Clay’s tips for developing and running social software…
The Personal Democracy Forum was intense! Amazing that Front Porch Forum landed me on the agenda alongside the CEO of Google, the founder of Craigslist, best selling authors, a thrice Pulitzer Prize winner, several web advisers to presidential campaigns, A-list political bloggers, top academics, other VIPs, and lots of up-and-comers. I was and am honored and thankful to Micah Sifry for the invitation.
I learned much from the various sessions and hallway conversations. Here’s a photo from Steve Garfield of one panel’s audience (with me typing away on the floor in the foreground),
and another by Caviar…
Front Porch Forum was very well received by a several folks I met there, but not all. Our approach is different enough that it requires a ready and open mind to understand it, and in a “30-second elevator pitch” environment that can be a challenge. That’s fine… many there were eager to know more.
Part of my pitch…
Imagine much of today’s social media occurring among clearly identified nearby neighbors, instead of anonymous distant strangers. It’s happening with Front Porch Forum where 20% of our pilot city has subscribed in our first half-year. Every plumber recommendation, restaurant review, piece of citizen journalism, classified ad, etc. posted not only gets a direct result, but all those messages add up to neighbors getting to know each other and build real community in their neighborhood. People LOVE it!
The speakers’ cocktail party the night before the event was hosted by Google at their NYC digs… definitely not your usual cubicle farm. Here’s the view (thanks to Steve Garfield again)…
Just got an invitation to a gathering at Google NYC! It’s the speakers’ cocktail party for the Personal Democracy Forum.

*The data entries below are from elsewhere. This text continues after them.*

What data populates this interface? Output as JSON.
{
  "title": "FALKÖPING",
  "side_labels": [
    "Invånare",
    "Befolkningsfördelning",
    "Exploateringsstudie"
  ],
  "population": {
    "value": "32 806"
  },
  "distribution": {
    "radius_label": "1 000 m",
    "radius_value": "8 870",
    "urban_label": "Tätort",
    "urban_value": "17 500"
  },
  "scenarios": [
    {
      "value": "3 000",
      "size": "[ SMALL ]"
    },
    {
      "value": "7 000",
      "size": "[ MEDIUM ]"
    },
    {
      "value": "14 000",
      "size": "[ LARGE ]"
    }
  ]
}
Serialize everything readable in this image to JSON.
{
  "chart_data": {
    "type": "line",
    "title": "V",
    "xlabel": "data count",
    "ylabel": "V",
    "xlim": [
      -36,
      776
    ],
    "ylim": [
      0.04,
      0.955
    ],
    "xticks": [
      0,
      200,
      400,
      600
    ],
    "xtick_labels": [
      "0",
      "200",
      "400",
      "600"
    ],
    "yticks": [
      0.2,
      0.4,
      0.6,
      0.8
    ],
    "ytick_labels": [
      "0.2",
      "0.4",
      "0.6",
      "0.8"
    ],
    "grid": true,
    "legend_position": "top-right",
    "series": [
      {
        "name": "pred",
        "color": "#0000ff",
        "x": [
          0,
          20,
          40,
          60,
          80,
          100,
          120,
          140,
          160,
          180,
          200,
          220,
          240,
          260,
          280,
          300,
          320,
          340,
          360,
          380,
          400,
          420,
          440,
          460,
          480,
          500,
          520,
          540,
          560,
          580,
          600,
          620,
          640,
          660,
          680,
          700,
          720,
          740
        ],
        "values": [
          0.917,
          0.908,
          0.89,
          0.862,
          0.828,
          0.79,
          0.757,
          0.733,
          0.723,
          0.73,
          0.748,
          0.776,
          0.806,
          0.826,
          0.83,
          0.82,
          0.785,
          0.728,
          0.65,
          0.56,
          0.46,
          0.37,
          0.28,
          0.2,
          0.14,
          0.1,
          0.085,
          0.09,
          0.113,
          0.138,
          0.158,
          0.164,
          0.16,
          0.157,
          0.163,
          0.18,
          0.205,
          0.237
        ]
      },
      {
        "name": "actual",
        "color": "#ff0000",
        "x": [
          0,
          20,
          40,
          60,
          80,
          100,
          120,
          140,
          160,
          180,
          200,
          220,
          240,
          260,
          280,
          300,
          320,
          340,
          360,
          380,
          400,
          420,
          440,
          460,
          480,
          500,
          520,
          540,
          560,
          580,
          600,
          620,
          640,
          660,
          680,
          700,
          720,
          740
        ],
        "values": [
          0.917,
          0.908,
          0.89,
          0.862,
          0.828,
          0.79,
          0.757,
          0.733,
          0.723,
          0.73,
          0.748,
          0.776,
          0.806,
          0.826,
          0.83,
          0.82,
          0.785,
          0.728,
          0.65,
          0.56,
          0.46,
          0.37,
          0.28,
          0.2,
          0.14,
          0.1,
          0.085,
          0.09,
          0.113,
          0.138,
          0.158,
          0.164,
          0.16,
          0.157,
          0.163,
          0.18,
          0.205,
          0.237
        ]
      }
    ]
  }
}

Photo ID required to get into the party… guess we’re not in Vermont anymore. 😉
Front Porch Forum is on the agenda, alongside some A-List political bloggers (Huffington Post, TPM), successful dot.com entrepreneurs (craigslist, Wikipedia), Presidential campaign online directors (Edwards, McCain, Joe Trippi), best-selling authors (Thomas Friedman), etc. Very exciting. The conference is May 18 at Pace University. I’ll write about the experience here.
Front Porch Forum just accepted an invitation from co-organizer Micah Sifry to speak at the Personal Democracy Forum on May 18 in New York City. Wow! What an honor and opportunity. Dare I say, I think we have something to add… what we’re doing is unique (from all that I’ve seen at least), off to a promising start, and potentially powerful.
This will be a great event. Speaking or in attendance…
I imagine that we’ll be tucked away in some corner… but we’ll be there! I better start combing the hayseed out of my hair.